Pulling out the score-card, number one was right, number two was correct in essentials, and number three had a big hit and a big miss. The “truth to power” arrow-to-Coin and death of Snow confirmed the last but, except for Haymitch’s complaints, it seems that Katniss would have let the shattered Peeta remain broken, bitter, and forgotten.
And Christ figure? He does die and rise from the mental and spiritual death he experiences in Capitol torture, offer himself sacrificially for death (repeatedly), and ultimately work for Katniss’ redemption and life as a mother.
How did you score this? Three of three? Two out of three?

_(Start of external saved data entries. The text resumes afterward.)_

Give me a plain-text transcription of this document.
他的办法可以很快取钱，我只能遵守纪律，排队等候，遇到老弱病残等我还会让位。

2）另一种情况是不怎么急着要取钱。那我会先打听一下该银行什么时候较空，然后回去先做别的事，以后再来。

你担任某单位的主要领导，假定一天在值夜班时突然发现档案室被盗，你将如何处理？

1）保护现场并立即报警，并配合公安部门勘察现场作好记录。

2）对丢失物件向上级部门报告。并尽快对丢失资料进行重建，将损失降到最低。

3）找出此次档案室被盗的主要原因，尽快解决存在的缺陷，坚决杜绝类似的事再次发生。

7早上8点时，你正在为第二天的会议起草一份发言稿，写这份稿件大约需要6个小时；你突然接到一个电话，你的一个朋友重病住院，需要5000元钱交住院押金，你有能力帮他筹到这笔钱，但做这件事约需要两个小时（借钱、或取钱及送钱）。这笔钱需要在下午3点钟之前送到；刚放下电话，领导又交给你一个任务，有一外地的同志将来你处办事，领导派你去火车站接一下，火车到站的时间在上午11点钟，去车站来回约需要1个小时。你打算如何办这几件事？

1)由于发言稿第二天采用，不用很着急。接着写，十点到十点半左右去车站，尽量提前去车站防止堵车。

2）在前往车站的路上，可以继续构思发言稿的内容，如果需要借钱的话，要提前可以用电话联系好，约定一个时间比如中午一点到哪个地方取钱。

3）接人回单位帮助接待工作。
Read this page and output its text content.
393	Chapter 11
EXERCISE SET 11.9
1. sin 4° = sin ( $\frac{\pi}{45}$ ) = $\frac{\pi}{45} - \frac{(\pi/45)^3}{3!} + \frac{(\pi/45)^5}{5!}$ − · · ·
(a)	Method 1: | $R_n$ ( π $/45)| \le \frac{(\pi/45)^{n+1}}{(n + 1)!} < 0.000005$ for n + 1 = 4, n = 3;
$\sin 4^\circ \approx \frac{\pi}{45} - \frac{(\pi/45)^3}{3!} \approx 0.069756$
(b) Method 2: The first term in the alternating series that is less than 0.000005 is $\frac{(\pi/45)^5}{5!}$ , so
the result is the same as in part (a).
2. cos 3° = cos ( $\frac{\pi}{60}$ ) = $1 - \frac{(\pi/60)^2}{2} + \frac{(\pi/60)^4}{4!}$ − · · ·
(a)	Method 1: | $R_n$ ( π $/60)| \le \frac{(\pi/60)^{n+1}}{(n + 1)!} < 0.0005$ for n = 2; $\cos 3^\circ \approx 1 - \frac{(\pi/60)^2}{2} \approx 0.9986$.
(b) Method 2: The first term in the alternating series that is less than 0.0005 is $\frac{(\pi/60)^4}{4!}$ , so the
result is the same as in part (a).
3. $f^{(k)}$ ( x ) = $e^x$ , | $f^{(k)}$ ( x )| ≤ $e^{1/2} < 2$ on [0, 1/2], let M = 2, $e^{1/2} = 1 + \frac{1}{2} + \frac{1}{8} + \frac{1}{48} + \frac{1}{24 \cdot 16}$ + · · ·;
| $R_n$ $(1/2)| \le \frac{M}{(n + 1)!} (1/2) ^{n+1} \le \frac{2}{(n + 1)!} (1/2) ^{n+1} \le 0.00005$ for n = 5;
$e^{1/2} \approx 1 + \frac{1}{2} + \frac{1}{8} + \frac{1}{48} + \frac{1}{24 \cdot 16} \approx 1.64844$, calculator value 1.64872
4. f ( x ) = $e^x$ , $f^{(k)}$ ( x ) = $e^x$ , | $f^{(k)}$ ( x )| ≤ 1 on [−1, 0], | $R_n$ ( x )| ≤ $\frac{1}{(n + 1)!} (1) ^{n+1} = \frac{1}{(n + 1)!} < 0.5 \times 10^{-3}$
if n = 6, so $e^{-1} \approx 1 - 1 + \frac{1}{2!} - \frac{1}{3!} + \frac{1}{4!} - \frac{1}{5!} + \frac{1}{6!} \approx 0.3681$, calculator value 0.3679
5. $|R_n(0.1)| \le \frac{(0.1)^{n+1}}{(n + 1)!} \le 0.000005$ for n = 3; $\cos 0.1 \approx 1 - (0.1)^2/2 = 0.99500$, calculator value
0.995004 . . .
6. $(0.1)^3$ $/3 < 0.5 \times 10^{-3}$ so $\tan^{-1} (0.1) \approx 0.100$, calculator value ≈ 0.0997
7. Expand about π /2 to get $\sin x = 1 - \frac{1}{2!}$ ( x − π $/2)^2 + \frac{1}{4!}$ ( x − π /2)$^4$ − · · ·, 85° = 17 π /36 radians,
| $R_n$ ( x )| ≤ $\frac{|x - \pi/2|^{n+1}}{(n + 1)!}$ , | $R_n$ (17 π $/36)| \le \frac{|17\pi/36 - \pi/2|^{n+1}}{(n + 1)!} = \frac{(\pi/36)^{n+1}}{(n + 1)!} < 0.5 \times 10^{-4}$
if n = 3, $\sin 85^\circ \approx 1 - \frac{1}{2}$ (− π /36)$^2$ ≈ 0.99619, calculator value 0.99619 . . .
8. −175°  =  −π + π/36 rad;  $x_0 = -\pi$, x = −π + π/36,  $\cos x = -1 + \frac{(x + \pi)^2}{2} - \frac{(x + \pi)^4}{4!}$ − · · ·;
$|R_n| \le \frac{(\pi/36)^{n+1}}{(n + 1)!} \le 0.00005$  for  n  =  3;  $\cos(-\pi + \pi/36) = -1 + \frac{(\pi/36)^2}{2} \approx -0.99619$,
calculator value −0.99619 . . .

Honestly, I kept remembering your prediction that Katniss, Gale and Peeta would end up buried in a mine when they were headed underground in the capitol. I thought they were going to end up buried there because the book started felling eerily close to your predictions. It almost surprised me when they surfaced again.
When I cracked open the book for the first time and started reading Chapter 1, this was seriously my reaction:
“HOLY CRAP, JOHN WAS RIGHT. HE DIDN’T EVEN BELIEVE IT WAS POSSIBLE, BUT SOMEHOW COLLINS STARTED THE STORY OFF IN DISTRICT 12. MAYBE EVERYTHING HE PREDICTED WILL BE TRUE!”
And then of course you nailed the part about there being an arena. I was actually surprised that my half-serious prediction that the arena would be the Capitol came true. The “Let the seventy sixth Hunger Games begin” line was over the top.
BTW I totally agree that Peeta “died” and “rose again” for the 3rd time in this series. The hijacked Peeta was a living, breathing human being but the essence of that being that was Peeta was dead. But by the end of the book, that essence had returned, so it was definitely a figurative rebirth.
Building on what Pk9 said, although Peeta seemed pretty dangerous and UN Christlike in some ways in this book, there was definitely the resurrection element with the highjacking. He had to fight off his own demons on what was real or not, just as Jesus is said to have died to fight the demons for our right to life. If the demons had won he would have had to kill Katniss, as Snow’s rules dictated, similar to the original conception of Hell before Jesus, but with the pain in his wrists from the shackles (not quite nails, but hey), he managed to finally pull through and because of this, Snow didn’t win. Katniss and Peeta overturned him. The only thing is how much of a role Katniss had in it, but I suppose you could say that was jsut her learning to accept and trust Peeta. And psychologically he did save her at the end. Tricky, but plausible.